„Lebensraum Kärnten ohne Stromfreileitungen“ – Petition gegen Hochspannungsleitungen

In Kärnten gibt es seit einigen Jahren ein Thema, das viele Menschen bewegt – es geht um Hochspannungs-Stromfreileitungen und ihre Auswirkungen auf Landschaft, Gesundheit und Tourismus. Die Initiative LKoS („Lebensraum Kärnten ohne Stromfreileitungen“) setzt sich dafür ein, dass neue Stromtrassen nicht als riesige Masten durch die Natur gezogen, sondern stattdessen unter die Erde verlegt werden.

Hochspannungsfreileitungen sind jene großen Strommasten, die man oft an Autobahnen oder in ländlichen Gebieten sieht. Sie transportieren Strom über weite Strecken, doch sie haben auch Nachteile: Sie verändern das Landschaftsbild, können Lärm verursachen und werfen Fragen nach möglichen gesundheitlichen Risiken durch elektromagnetische Felder auf. LKoS argumentiert, dass Kärnten als Tourismusland besonders unter diesen Leitungen leidet. Stattdessen fordert die Initiative, neue Leitungen als Erdkabel zu verlegen. Das bedeutet, die Kabel werden unter der Erde verlegt, unsichtbar und ohne die Natur zu zerstören.

Für viele Kärntnerinnen und Kärntner ist LKoS mehr als nur eine Initiative – es ist ein Zeichen für den Widerstand gegen eine Entwicklung, die sie nicht einfach hinnehmen wollen. Die Bewegung zeigt, wie wichtig es ist, dass Bürgerinnen und Bürger sich engagieren, wenn es um die Zukunft ihrer Heimat geht. Gleichzeitig wirft der Konflikt Fragen auf, die uns alle betreffen: Wie viel Natur sind wir bereit für unsere Energieversorgung zu opfern? Und gibt es nicht bessere Lösungen, die sowohl die Stromversorgung sichern als auch die Landschaft schützen?

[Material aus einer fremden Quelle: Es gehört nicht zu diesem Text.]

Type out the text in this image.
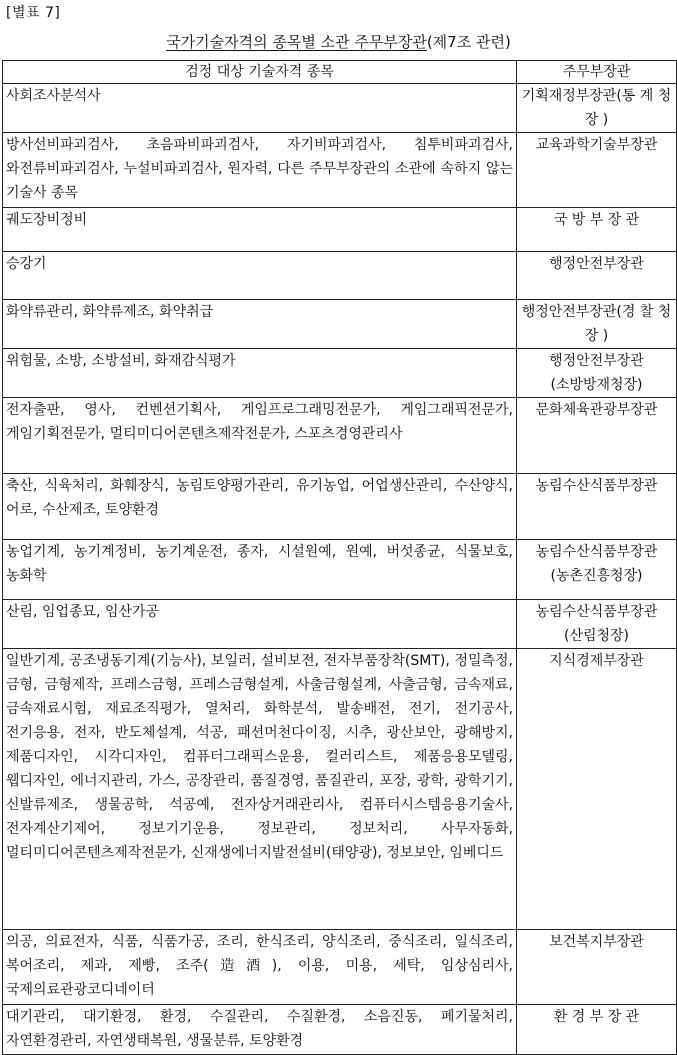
[별표 7]
국가기술자격의 종목별 소관 주무부장관(제7조 관련)
검정 대상 기술자격 종목	주무부장관
사회조사분석사	기획재정부장관(통 계 청 장 )
방사선비파괴검사, 초음파비파괴검사, 자기비파괴검사, 침투비파괴검사, 와전류비파괴검사, 누설비파괴검사, 원자력, 다른 주무부장관의 소관에 속하지 않는 기술사 종목	교육과학기술부장관
궤도장비정비	국 방 부 장 관
승강기	행정안전부장관
화약류관리, 화약류제조, 화약취급	행정안전부장관(경 찰 청 장 )
위험물, 소방, 소방설비, 화재감식평가	행정안전부장관(소방방재청장)
전자출판, 영사, 컨벤션기획사, 게임프로그래밍전문가, 게임그래픽전문가, 게임기획전문가, 멀티미디어콘텐츠제작전문가, 스포츠경영관리사	문화체육관광부장관
축산, 식육처리, 화훼장식, 농림토양평가관리, 유기농업, 어업생산관리, 수산양식, 어로, 수산제조, 토양환경	농림수산식품부장관
농업기계, 농기계정비, 농기계운전, 종자, 시설원예, 원예, 버섯종균, 식물보호, 농화학	농림수산식품부장관(농촌진흥청장)
산림, 임업종묘, 임산가공	농림수산식품부장관(산림청장)
일반기계, 공조냉동기계(기능사), 보일러, 설비보전, 전자부품장착(SMT), 정밀측정, 금형, 금형제작, 프레스금형, 프레스금형설계, 사출금형설계, 사출금형, 금속재료, 금속재료시험, 재료조직평가, 열처리, 화학분석, 발송배전, 전기, 전기공사, 전기응용, 전자, 반도체설계, 석공, 패션머천다이징, 시추, 광산보안, 광해방지, 제품디자인, 시각디자인, 컴퓨터그래픽스운용, 컬러리스트, 제품응용모델링, 웹디자인, 에너지관리, 가스, 공장관리, 품질경영, 품질관리, 포장, 광학, 광학기기, 신발류제조, 생물공학, 석공예, 전자상거래관리사, 컴퓨터시스템응용기술사, 전자계산기제어, 정보기기운용, 정보관리, 정보처리, 사무자동화, 멀티미디어콘텐츠제작전문가, 신재생에너지발전설비(태양광), 정보보안, 임베디드	지식경제부장관
의공, 의료전자, 식품, 식품가공, 조리, 한식조리, 양식조리, 중식조리, 일식조리, 복어조리, 제과, 제빵, 조주(造酒), 이용, 미용, 세탁, 임상심리사, 국제의료관광코디네이터	보건복지부장관
대기관리, 대기환경, 환경, 수질관리, 수질환경, 소음진동, 폐기물처리, 자연환경관리, 자연생태복원, 생물분류, 토양환경	환 경 부 장 관
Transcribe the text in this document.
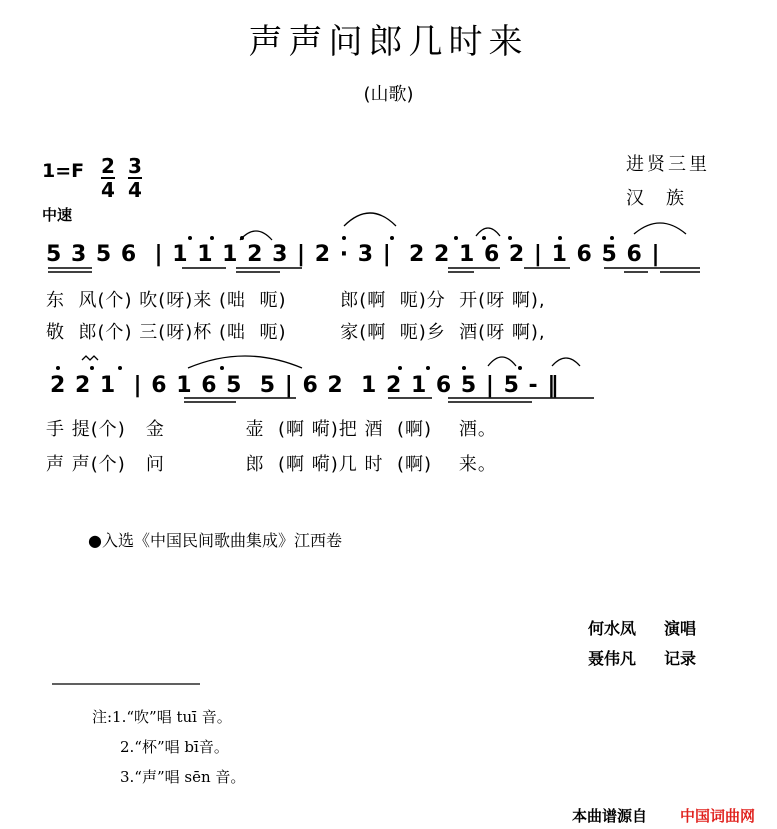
声声问郎几时来
(山歌)
1=F 2
4
3
4
中速
进贤三里
汉族
5 3 5 6  | 1 1 1 2 3 | 2 · 3 |  2 2 1 6 2 | 1 6 5 6 |
东  风(个) 吹(呀)来 (咄  呃)        郎(啊  呃)分  开(呀 啊),
敬  郎(个) 三(呀)杯 (咄  呃)        家(啊  呃)乡  酒(呀 啊),
2 2 1  | 6 1 6 5  5 | 6 2  1 2 1 6 5 | 5 - ‖
手 提(个)   金            壶  (啊 嗬)把 酒  (啊)    酒。
声 声(个)   问            郎  (啊 嗬)几 时  (啊)    来。
●入选《中国民间歌曲集成》江西卷
何水凤 演唱
聂伟凡 记录
注:1.“吹”唱 tuī 音。
2.“杯”唱 bī音。
3.“声”唱 sēn 音。
本曲谱源自 中国词曲网
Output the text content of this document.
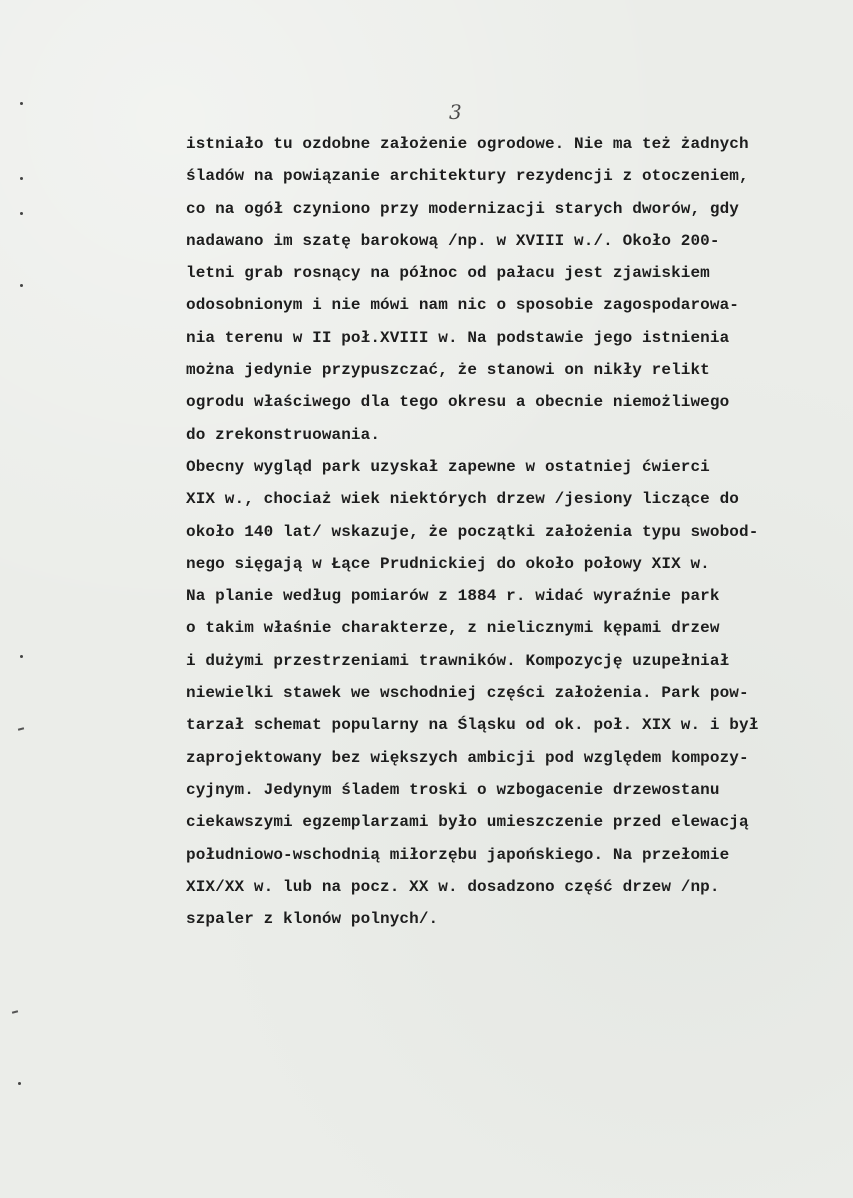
3
istniało tu ozdobne założenie ogrodowe. Nie ma też żadnych
śladów na powiązanie architektury rezydencji z otoczeniem,
co na ogół czyniono przy modernizacji starych dworów, gdy
nadawano im szatę barokową /np. w XVIII w./. Około 200-
letni grab rosnący na północ od pałacu jest zjawiskiem
odosobnionym i nie mówi nam nic o sposobie zagospodarowa-
nia terenu w II poł.XVIII w. Na podstawie jego istnienia
można jedynie przypuszczać, że stanowi on nikły relikt
ogrodu właściwego dla tego okresu a obecnie niemożliwego
do zrekonstruowania.
Obecny wygląd park uzyskał zapewne w ostatniej ćwierci
XIX w., chociaż wiek niektórych drzew /jesiony liczące do
około 140 lat/ wskazuje, że początki założenia typu swobod-
nego sięgają w Łące Prudnickiej do około połowy XIX w.
Na planie według pomiarów z 1884 r. widać wyraźnie park
o takim właśnie charakterze, z nielicznymi kępami drzew
i dużymi przestrzeniami trawników. Kompozycję uzupełniał
niewielki stawek we wschodniej części założenia. Park pow-
tarzał schemat popularny na Śląsku od ok. poł. XIX w. i był
zaprojektowany bez większych ambicji pod względem kompozy-
cyjnym. Jedynym śladem troski o wzbogacenie drzewostanu
ciekawszymi egzemplarzami było umieszczenie przed elewacją
południowo-wschodnią miłorzębu japońskiego. Na przełomie
XIX/XX w. lub na pocz. XX w. dosadzono część drzew /np.
szpaler z klonów polnych/.
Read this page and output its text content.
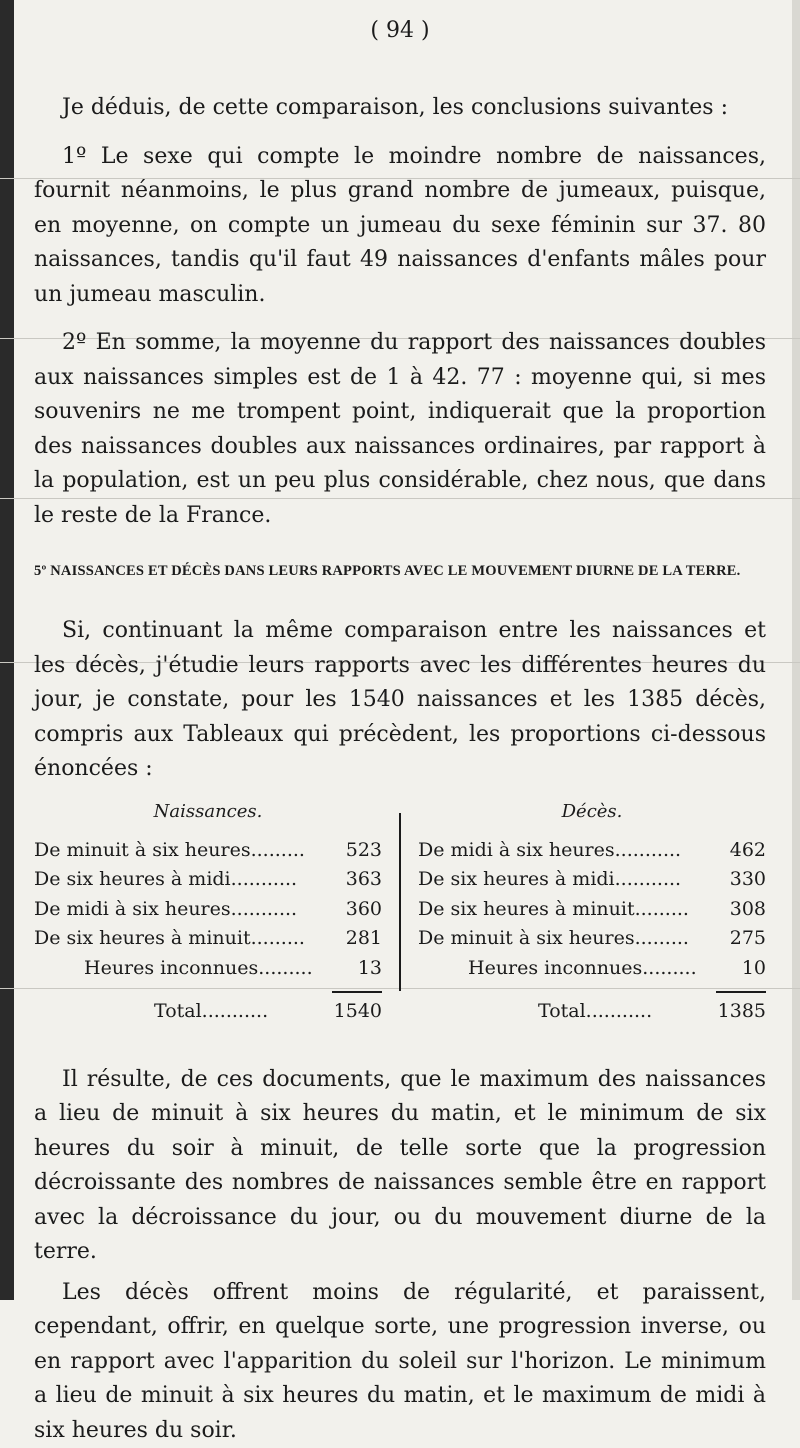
( 94 )

Je déduis, de cette comparaison, les conclusions suivantes :

1º Le sexe qui compte le moindre nombre de naissances, fournit néanmoins, le plus grand nombre de jumeaux, puisque, en moyenne, on compte un jumeau du sexe féminin sur 37. 80 naissances, tandis qu'il faut 49 naissances d'enfants mâles pour un jumeau masculin.

2º En somme, la moyenne du rapport des naissances doubles aux naissances simples est de 1 à 42. 77 : moyenne qui, si mes souvenirs ne me trompent point, indiquerait que la proportion des naissances doubles aux naissances ordinaires, par rapport à la population, est un peu plus considérable, chez nous, que dans le reste de la France.

5º NAISSANCES ET DÉCÈS DANS LEURS RAPPORTS AVEC LE MOUVEMENT DIURNE DE LA TERRE.

Si, continuant la même comparaison entre les naissances et les décès, j'étudie leurs rapports avec les différentes heures du jour, je constate, pour les 1540 naissances et les 1385 décès, compris aux Tableaux qui précèdent, les proportions ci-dessous énoncées :

Naissances.
De minuit à six heures......... 523
De six heures à midi...........	363
De midi à six heures...........	360
De six heures à minuit......... 281
Heures inconnues......... 13
Total...........	1540
Décès.
De midi à six heures...........	462
De six heures à midi...........	330
De six heures à minuit......... 308
De minuit à six heures......... 275
Heures inconnues......... 10
Total...........	1385

Il résulte, de ces documents, que le maximum des naissances a lieu de minuit à six heures du matin, et le minimum de six heures du soir à minuit, de telle sorte que la progression décroissante des nombres de naissances semble être en rapport avec la décroissance du jour, ou du mouvement diurne de la terre.

Les décès offrent moins de régularité, et paraissent, cependant, offrir, en quelque sorte, une progression inverse, ou en rapport avec l'apparition du soleil sur l'horizon. Le minimum a lieu de minuit à six heures du matin, et le maximum de midi à six heures du soir.
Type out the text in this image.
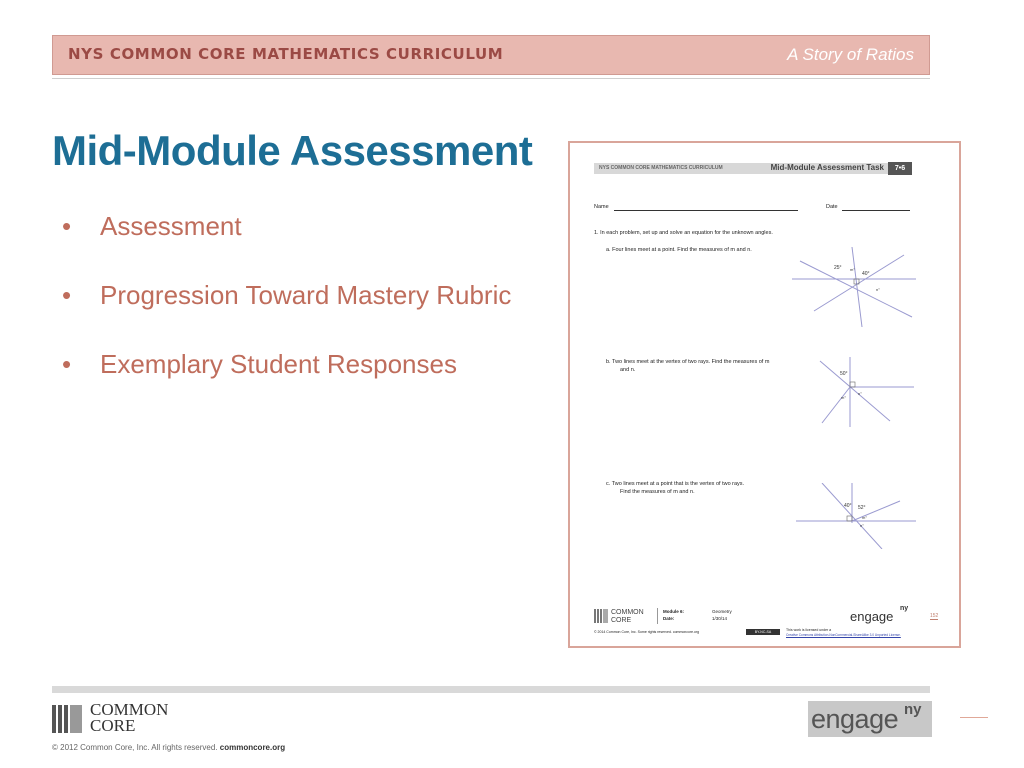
NYS COMMON CORE MATHEMATICS CURRICULUM	A Story of Ratios
Mid-Module Assessment
• Assessment
• Progression Toward Mastery Rubric
• Exemplary Student Responses
NYS COMMON CORE MATHEMATICS CURRICULUM	Mid-Module Assessment Task	7•6
Name	Date
1. In each problem, set up and solve an equation for the unknown angles.
a. Four lines meet at a point. Find the measures of m and n.
25°
40°
n°
m°
b. Two lines meet at the vertex of two rays. Find the measures of m
and n.
50°
n°
m°
c. Two lines meet at a point that is the vertex of two rays.
Find the measures of m and n.
40° 52°
m°
n°
COMMON
CORE
Module 6:
Date:
Geometry
1/30/14	engage
ny
152
© 2014 Common Core, Inc. Some rights reserved. commoncore.org	BY-NC-SA	This work is licensed under a
Creative Commons Attribution-NonCommercial-ShareAlike 3.0 Unported License.
COMMON
CORE
© 2012 Common Core, Inc. All rights reserved. commoncore.org
engage ny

Es geht dabei um weit mehr als nur die Stromversorgung; es geht um die elektrischen und magnetischen Felder, die diese Leitungen umgeben. Die Wissenschaft blickt heute sehr genau auf den Zusammenhang zwischen diesen Feldern und unserer Gesundheit, wobei insbesondere das Wohl von Kindern im Fokus steht. Studien aus Italien und Frankreich deuten darauf hin, dass die Nähe zu Hochspannungsleitungen das Risiko für Kinderleukämie (eine Krebserkrankung der Blutkörperchen) sowie für Gehirntumore erhöhen könnte. Sogar die Weltgesundheitsorganisation (WHO) stuft diese elektromagnetischen Felder mittlerweile als eindeutig gesundheitsschädlich ein.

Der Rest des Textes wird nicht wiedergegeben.